Das Urteil fällt relativ milde aus. Staatsanwalt und Geschworene können das Gericht nicht davon überzeugen, dass der Angeklagte ob seiner heftigen Schläge den Tod seines Widersachers hätte voraussehen können. In Anbetracht seines guten Leumunds befindet das Gericht Huber zwar der "Freveltat und ausnehmenden Rohheit" für schuldig, verurteilt ihn aber nur zu fünf Jahren Arbeitshaus.

Der Auflistung Kellers zufolge kam es im 19. Jahrhundert in Appercha noch zu einigen weiteren Gewalttaten. In der Nacht vom 16. auf den 17. September 1840 schlug beispielsweise ein bis heute unbekannter Täter beim "Zaunbauern" Mathias Glas des Fenster zur Schlafkammer ein. Auf die Eheleute wurde geschossen, doch sie blieben unverletzt.
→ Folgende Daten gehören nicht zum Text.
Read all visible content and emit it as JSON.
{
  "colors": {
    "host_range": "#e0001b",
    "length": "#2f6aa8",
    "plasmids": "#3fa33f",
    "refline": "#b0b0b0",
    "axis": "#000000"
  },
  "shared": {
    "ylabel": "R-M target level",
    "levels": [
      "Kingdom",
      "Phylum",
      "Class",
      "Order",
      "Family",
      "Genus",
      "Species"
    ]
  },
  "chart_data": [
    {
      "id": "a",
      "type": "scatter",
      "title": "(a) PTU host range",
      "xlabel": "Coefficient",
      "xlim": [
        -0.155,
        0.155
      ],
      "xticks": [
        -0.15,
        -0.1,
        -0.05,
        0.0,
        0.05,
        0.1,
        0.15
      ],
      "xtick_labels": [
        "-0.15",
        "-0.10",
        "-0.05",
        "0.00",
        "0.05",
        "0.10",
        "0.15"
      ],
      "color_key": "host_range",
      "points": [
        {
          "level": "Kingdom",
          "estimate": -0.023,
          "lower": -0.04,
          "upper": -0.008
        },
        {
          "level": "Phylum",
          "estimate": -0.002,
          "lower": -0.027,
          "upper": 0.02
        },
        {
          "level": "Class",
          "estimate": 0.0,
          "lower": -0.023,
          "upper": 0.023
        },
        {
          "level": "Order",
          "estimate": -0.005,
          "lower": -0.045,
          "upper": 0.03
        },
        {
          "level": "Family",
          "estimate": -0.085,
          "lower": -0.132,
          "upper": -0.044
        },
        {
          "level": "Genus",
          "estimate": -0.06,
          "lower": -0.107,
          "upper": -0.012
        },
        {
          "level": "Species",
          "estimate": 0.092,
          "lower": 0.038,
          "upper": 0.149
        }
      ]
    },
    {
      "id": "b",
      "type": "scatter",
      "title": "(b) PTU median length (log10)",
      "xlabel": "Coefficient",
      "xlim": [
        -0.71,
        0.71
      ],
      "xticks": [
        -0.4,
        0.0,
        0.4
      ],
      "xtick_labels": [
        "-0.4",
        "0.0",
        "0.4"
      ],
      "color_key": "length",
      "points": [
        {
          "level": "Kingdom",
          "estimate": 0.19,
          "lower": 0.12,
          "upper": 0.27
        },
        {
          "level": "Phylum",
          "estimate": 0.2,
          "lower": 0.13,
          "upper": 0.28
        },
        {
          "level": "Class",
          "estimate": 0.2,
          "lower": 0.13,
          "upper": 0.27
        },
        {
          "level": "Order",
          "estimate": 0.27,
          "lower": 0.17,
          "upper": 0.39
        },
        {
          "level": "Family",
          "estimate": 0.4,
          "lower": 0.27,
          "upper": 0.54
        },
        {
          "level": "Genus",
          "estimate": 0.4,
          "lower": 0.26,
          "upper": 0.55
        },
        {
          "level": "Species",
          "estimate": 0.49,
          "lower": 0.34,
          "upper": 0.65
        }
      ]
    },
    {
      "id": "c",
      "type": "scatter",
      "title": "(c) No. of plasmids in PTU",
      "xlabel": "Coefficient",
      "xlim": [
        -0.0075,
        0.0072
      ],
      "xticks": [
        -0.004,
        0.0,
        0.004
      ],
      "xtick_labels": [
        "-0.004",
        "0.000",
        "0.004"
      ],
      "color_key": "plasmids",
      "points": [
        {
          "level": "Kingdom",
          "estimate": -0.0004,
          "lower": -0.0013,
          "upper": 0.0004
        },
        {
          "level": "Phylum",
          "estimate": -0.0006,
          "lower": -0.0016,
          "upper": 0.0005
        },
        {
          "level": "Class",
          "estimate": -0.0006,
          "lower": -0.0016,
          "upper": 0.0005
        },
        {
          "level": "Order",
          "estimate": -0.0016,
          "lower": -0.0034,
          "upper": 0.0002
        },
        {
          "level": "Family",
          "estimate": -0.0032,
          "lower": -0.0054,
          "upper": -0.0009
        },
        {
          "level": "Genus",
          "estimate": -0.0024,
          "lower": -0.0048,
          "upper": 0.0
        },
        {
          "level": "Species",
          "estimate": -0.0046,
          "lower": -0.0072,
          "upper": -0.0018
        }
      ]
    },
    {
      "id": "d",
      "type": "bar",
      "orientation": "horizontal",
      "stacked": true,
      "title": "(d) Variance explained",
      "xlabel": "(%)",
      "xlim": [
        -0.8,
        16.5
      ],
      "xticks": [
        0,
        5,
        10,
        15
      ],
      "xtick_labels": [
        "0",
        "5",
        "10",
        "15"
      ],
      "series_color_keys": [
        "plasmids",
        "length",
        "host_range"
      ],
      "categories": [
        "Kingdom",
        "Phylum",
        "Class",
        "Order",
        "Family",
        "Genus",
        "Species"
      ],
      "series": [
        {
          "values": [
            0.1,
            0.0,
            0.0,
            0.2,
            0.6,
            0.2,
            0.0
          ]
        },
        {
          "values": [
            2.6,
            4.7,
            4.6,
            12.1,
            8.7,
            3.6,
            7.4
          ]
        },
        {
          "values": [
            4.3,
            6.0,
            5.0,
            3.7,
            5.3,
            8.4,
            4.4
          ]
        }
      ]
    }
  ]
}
Am Sonntag, 5. Juni 1877, marschierte der bereits als "rauf- und händelsüchtig" bekannte, erst 16-jährige Josef Osterauer um 11 Uhr fluchend und lärmend über die Dorfstraße. David Barth, Sohn des "Jodlbauern", stellte ihn deshalb zur Rede. Josef Osterauer rammte ihm daraufhin ansatzlos und ohne Worte ein Messer in den Unterleib. Darm und Schlagader wurden durchstochen, so dass Barth auf der Straße verblutete. Der 16-Jährige wurde vom Schwurgericht nur zu sechs Jahren Gefängnis verurteilt, weil er unter 18 Jahre alt war.

Tödlich endete am 17. Mai 1886 außerdem eine Auseinandersetzung beim Wirt zu Appercha. Während eines Tanzabends stach ein Bursche im Streit einen anderen nieder.